His secretary loads several boxes with correspondence, much of it relating to matters to be taken up at points to be visited, and much concerning all kinds of business accumulated at the head office. Where inspection of physical property is an objective—which is always the case, for, wherever you go, you are on the property for whose maintenance you are held responsible by shareholders and public—the President while the train is moving will be found sitting at the observation end of his car, with his secretary by his side, watching everything as it comes into an instantly dissolving view.
On a siding he sees a couple of cars belonging to an American road, for which rental is being paid for every day that they are on his system. They may be in this unlikely place for very good reason—and again there may be some neglect of duty in their present location. Note is made of it, for the attention of the superintendent concerned. At the fourth telegraph post, after mileage six hundred and fifty-three, there is a stack of ties, with weeds growing about them in a profusion which suggests that there has been unwise distribution of costly, deteriorating material.
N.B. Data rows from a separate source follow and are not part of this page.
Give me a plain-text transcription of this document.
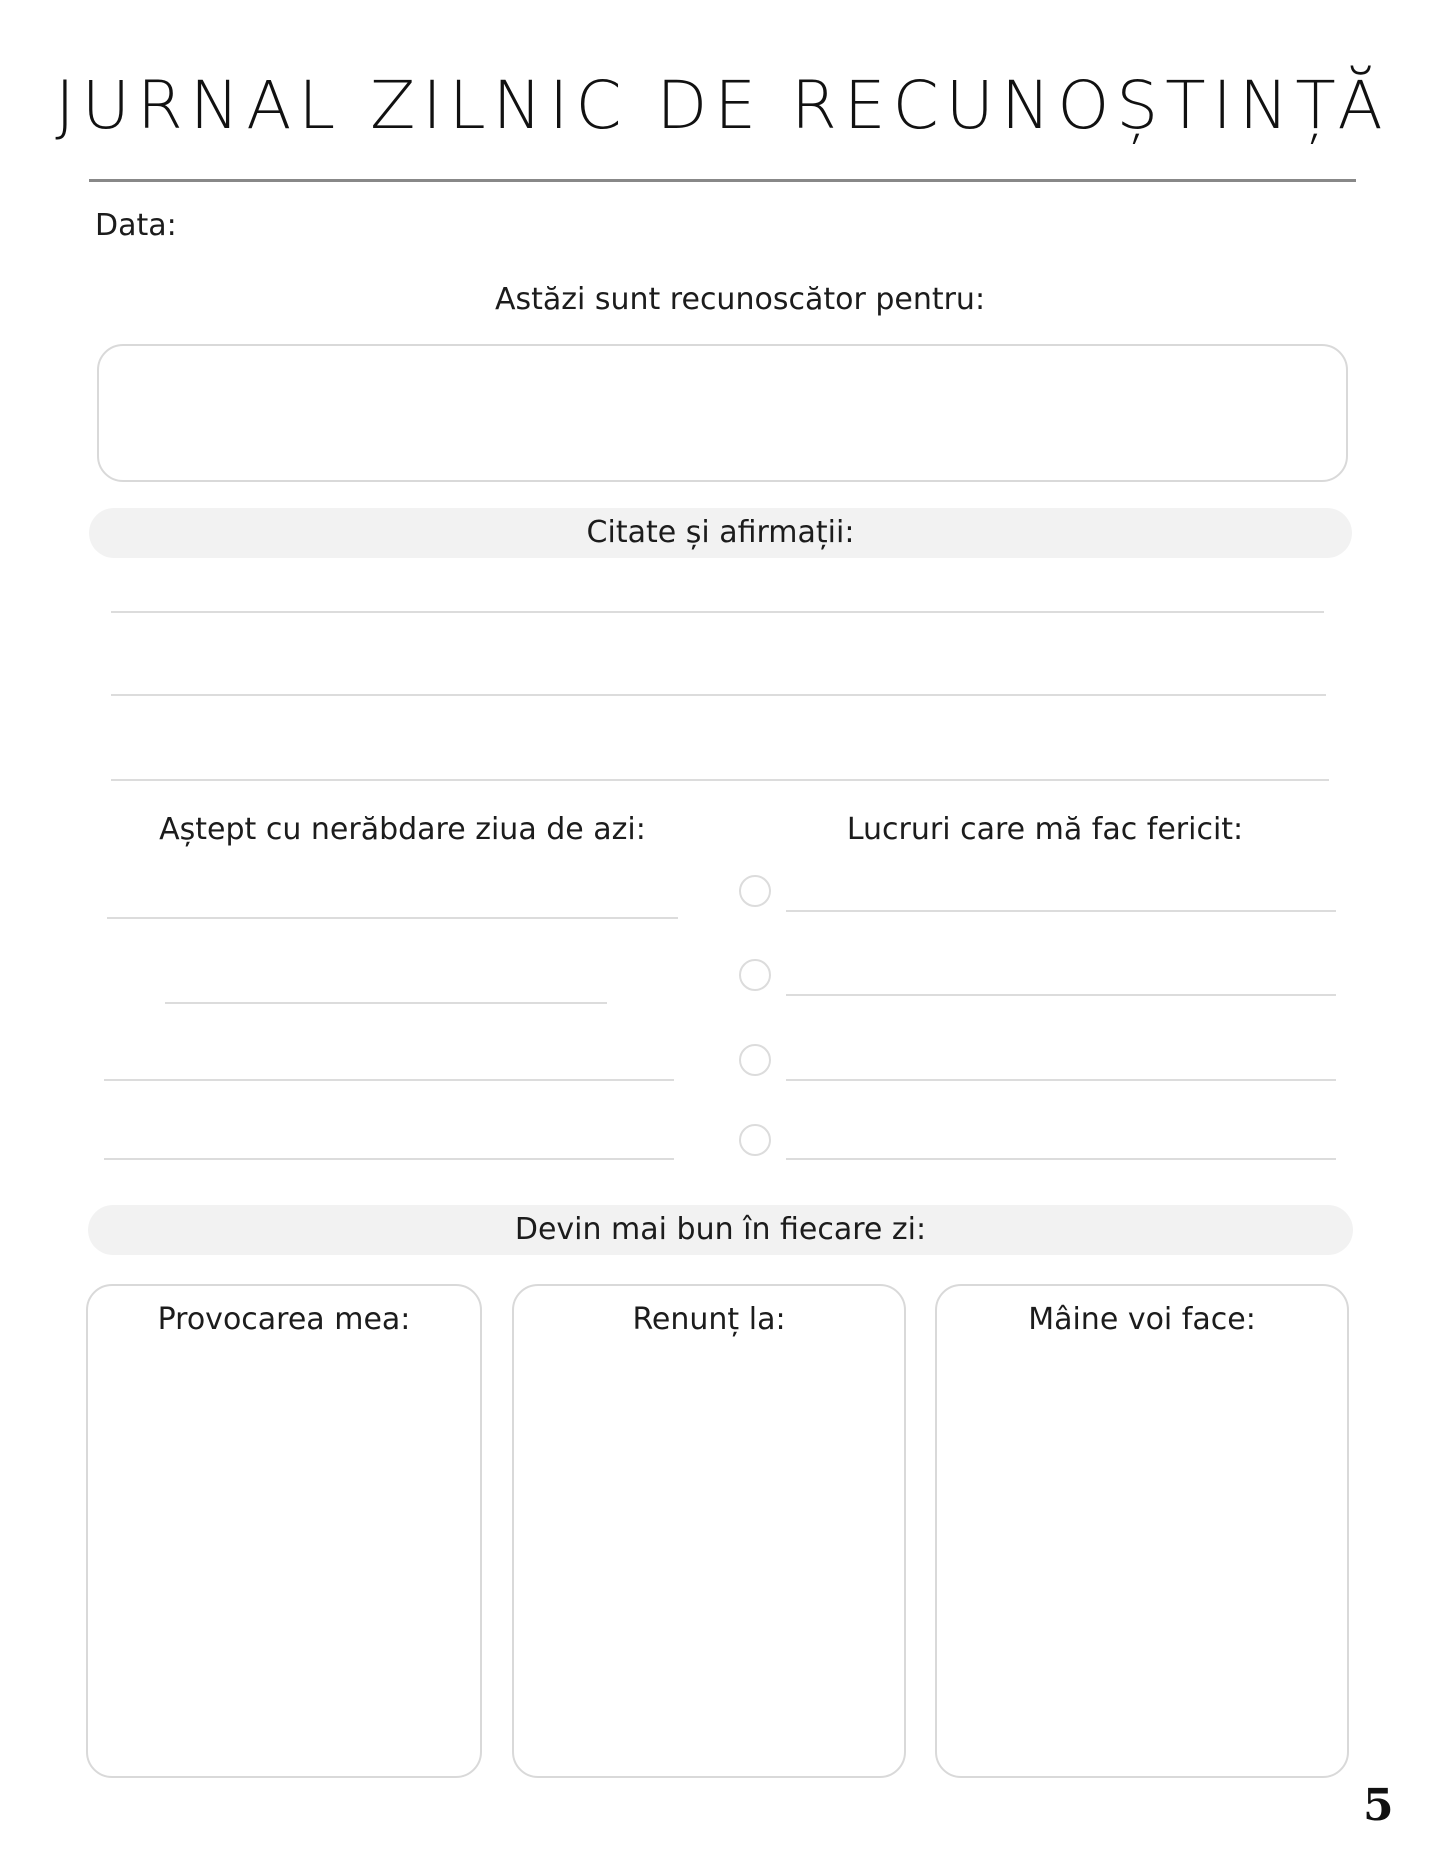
JURNAL ZILNIC DE RECUNOȘTINȚĂ
Data:
Astăzi sunt recunoscător pentru:
Citate și afirmații:
Aștept cu nerăbdare ziua de azi:	Lucruri care mă fac fericit:
Devin mai bun în fiecare zi:
Provocarea mea:	Renunț la:	Mâine voi face:
5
A station not stopped at gives evidence of slovenliness in the agent. The next has flower beds in lovely bloom—the proof of a pride in his post for which the agent will receive a word of appreciation from a superior who does not forget that he is also a colleague.
Crossing one of the fast-diminishing number of wooden trestles it is observed that the water barrels are not well filled. Further on a tank is leaking water—and money.
During a stop at a division point the President hurries to the roundhouse, to get his own idea of the efficiency with which the power is being handled, and repairs made without undue delay.
After a day of this description you arrive at a city where the City Council and the Board of Trade are waiting to press for a pledge of improvements which, to them, are most important items in a civic programme.
In the afternoon, perhaps, you passed through a station of a small and juvenile town for which the local Board of Trade had urged the desirability of another express truck, and a larger cattle pen, so that passengers on the express trains might get a better idea of the magnitude of the business done at that point.
Sometimes the difference between the small town and the big city is only of degree. Local patriotism is a mighty fine asset in every community. One finds no fault against the urgency with which local problems are pressed upon a harassed railway executive, with the remark, often heard, that what is asked is a very small matter for so large a railway. Many a mickle makes a muckle; and there are limits to what can be done with the revenues of a railway, every department of which has an Oliver-Twist-like propensity for demanding more.
Take an instance of the problems that beset your railway president as he flits about the country—the passenger accommodation at St. John. The Intercolonial station is on low ground. It is one of the structures which do not reflect the magnificent ambitions of members of Parliament, whose chief end in public life is to get public money spent in their ridings—well spent on the whole, of course, but spent. Lately the train sheds that served the purpose of a metal umbrella, had collapsed, and temporary shelters over the platforms had to be put up.